RE: [PATCH 3/4 net-next] net: mana: add a function to spread IRQs per CPUs
From: Michael Kelley
Date: Fri Jan 12 2024 - 11:38:39 EST
From: Souradeep Chakrabarti <schakrabarti@xxxxxxxxxxxxxxxxxxx> Sent: Wednesday, January 10, 2024 10:13 PM
>
> The test topology was used to check the performance between
> cpu_local_spread() and the new approach is :
> Case 1
> IRQ Nodes Cores CPUs
> 0 1 0 0-1
> 1 1 1 2-3
> 2 1 2 4-5
> 3 1 3 6-7
>
> and with existing cpu_local_spread()
> Case 2
> IRQ Nodes Cores CPUs
> 0 1 0 0
> 1 1 0 1
> 2 1 1 2
> 3 1 1 3
>
> Total 4 channels were used, which was set up by ethtool.

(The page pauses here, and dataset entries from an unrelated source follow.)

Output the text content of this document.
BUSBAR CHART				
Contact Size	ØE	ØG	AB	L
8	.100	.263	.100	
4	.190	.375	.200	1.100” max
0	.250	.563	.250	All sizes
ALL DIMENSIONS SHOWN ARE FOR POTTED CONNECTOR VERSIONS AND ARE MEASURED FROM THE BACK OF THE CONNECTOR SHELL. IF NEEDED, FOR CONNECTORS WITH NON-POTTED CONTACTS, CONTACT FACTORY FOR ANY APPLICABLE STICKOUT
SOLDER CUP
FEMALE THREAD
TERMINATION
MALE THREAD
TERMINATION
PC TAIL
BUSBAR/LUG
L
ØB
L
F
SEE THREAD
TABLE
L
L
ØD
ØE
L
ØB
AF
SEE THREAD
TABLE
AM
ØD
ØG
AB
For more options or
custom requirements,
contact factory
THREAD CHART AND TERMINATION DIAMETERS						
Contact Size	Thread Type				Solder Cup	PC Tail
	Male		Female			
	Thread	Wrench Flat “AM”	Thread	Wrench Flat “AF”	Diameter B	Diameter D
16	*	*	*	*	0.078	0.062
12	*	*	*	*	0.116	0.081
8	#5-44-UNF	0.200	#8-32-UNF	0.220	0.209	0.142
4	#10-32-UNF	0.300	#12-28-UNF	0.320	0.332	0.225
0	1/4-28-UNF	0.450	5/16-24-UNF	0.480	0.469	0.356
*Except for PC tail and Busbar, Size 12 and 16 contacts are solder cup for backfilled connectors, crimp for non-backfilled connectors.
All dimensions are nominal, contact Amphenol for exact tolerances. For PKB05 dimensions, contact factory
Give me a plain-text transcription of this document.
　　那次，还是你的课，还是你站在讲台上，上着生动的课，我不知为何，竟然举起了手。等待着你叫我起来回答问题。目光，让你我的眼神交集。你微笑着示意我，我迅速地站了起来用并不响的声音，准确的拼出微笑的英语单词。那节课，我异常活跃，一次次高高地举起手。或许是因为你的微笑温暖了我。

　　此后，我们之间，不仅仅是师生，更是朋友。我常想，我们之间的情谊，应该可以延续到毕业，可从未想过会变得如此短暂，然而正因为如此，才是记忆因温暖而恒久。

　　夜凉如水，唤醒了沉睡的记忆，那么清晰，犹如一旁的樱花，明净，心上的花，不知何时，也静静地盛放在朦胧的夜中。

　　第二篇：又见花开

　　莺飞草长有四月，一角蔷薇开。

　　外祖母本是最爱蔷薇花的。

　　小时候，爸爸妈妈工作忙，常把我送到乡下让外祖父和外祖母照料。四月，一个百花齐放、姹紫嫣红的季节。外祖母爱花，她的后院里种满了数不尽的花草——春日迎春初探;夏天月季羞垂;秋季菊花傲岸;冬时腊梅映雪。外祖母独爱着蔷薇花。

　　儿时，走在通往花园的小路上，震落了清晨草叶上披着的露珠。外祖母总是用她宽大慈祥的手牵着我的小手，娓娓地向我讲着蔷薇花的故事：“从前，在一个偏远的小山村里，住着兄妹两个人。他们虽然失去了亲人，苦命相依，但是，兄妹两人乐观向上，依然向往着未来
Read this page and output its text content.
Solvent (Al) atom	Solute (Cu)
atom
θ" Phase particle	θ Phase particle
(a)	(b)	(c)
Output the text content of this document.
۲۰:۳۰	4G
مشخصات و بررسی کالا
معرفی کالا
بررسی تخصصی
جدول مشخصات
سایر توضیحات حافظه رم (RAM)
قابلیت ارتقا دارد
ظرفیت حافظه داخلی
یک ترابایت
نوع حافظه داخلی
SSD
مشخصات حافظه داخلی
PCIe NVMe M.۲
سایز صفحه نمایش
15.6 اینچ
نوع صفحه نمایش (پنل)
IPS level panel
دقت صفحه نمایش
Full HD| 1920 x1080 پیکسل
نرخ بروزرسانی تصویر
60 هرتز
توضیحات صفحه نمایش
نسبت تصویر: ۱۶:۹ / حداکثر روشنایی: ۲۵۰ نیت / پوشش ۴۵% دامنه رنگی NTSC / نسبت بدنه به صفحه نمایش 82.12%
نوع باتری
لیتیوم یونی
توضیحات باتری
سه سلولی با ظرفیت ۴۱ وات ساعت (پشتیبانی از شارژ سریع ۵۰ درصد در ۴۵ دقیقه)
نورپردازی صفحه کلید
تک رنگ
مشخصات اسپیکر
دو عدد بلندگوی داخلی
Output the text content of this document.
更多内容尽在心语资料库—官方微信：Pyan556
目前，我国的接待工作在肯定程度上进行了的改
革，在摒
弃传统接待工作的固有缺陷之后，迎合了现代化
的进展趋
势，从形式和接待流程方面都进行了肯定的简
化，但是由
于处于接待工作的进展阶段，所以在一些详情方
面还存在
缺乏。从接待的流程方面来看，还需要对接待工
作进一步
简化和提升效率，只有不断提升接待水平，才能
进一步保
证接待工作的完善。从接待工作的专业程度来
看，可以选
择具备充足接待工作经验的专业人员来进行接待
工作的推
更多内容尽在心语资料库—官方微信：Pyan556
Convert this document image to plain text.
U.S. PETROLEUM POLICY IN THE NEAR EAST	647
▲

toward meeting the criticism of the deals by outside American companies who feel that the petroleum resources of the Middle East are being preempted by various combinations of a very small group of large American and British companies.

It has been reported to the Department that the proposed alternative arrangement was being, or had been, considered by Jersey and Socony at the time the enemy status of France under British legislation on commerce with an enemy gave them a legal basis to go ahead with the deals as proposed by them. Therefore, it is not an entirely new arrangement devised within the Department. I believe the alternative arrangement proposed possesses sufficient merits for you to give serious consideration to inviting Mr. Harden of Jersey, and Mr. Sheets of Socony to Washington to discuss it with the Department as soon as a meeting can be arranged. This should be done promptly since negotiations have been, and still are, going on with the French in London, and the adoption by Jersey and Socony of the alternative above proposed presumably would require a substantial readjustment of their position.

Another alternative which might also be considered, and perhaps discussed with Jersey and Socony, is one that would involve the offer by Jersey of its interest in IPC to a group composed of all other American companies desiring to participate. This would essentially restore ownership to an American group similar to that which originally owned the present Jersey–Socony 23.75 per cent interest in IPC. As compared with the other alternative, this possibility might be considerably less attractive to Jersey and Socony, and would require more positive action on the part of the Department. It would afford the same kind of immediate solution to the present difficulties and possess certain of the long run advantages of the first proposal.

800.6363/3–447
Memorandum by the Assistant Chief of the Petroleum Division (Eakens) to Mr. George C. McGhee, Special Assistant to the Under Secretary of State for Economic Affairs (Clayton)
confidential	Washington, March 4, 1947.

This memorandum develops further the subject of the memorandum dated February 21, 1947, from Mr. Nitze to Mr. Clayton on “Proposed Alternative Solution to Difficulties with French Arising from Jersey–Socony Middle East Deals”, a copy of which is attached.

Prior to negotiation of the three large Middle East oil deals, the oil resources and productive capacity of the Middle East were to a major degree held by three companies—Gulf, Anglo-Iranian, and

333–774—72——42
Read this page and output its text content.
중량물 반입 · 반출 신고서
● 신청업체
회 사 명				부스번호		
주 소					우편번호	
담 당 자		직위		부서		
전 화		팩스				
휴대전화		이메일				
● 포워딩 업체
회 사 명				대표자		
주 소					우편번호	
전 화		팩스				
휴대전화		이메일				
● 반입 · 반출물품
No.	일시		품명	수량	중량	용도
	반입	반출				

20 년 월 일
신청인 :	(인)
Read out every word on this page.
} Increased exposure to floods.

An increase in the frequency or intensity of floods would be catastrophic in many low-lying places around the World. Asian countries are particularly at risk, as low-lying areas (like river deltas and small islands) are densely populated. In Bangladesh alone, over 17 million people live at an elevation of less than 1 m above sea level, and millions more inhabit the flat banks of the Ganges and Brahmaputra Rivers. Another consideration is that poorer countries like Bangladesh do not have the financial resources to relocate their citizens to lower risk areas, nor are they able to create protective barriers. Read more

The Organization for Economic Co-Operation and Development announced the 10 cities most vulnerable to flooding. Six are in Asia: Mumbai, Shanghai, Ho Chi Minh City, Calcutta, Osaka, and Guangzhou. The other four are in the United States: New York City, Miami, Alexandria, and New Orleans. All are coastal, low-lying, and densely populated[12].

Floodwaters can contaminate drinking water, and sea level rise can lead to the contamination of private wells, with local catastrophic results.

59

> case 1 with ntttcp has given 15 percent better performance, than
> case 2. During the test irqbalance was disabled as well.
>
> Also you are right, with 64CPU system this approach will spread
> the irqs like the cpu_local_spread() but in the future we will offer
> MANA nodes, with more than 64 CPUs. There it this new design will
> give better performance.
>
> I will add this performance benefit details in commit message of
> next version.
Here are my concerns:
1. The most commonly used VMs these days have 64 or fewer
vCPUs and won't see any performance benefit.
2. Larger VMs probably won't see the full 15% benefit because
all vCPUs in the local NUMA node will be assigned IRQs. For
example, in a VM with 96 vCPUs and 2 NUMA nodes, all 48
vCPUs in NUMA node 0 will all be assigned IRQs. The remaining
16 IRQs will be spread out on the 48 CPUs in NUMA node 1
in a way that avoids sharing a core. But overall the means
that 75% of the IRQs will still be sharing a core and
presumably not see any perf benefit.
3. Your experiment was on a relatively small scale: 4 IRQs
spread across 2 cores vs. across 4 cores. Have you run any
experiments on VMs with 128 vCPUs (for example) where
most of the IRQs are not sharing a core? I'm wondering if
the results with 4 IRQs really scale up to 64 IRQs. A lot can
be different in a VM with 64 cores and 2 NUMA nodes vs.
4 cores in a single node.
4. The new algorithm prefers assigning to all vCPUs in
each NUMA hop over assigning to separate cores. Are there
experiments showing that is the right tradeoff? What
are the results if assigning to separate cores is preferred?
My bottom line: The new algorithm adds complexity. We
should be really clear on where it adds performance benefit
and where it doesn't, and be convinced that the benefit
is worth the extra complexity.
Michael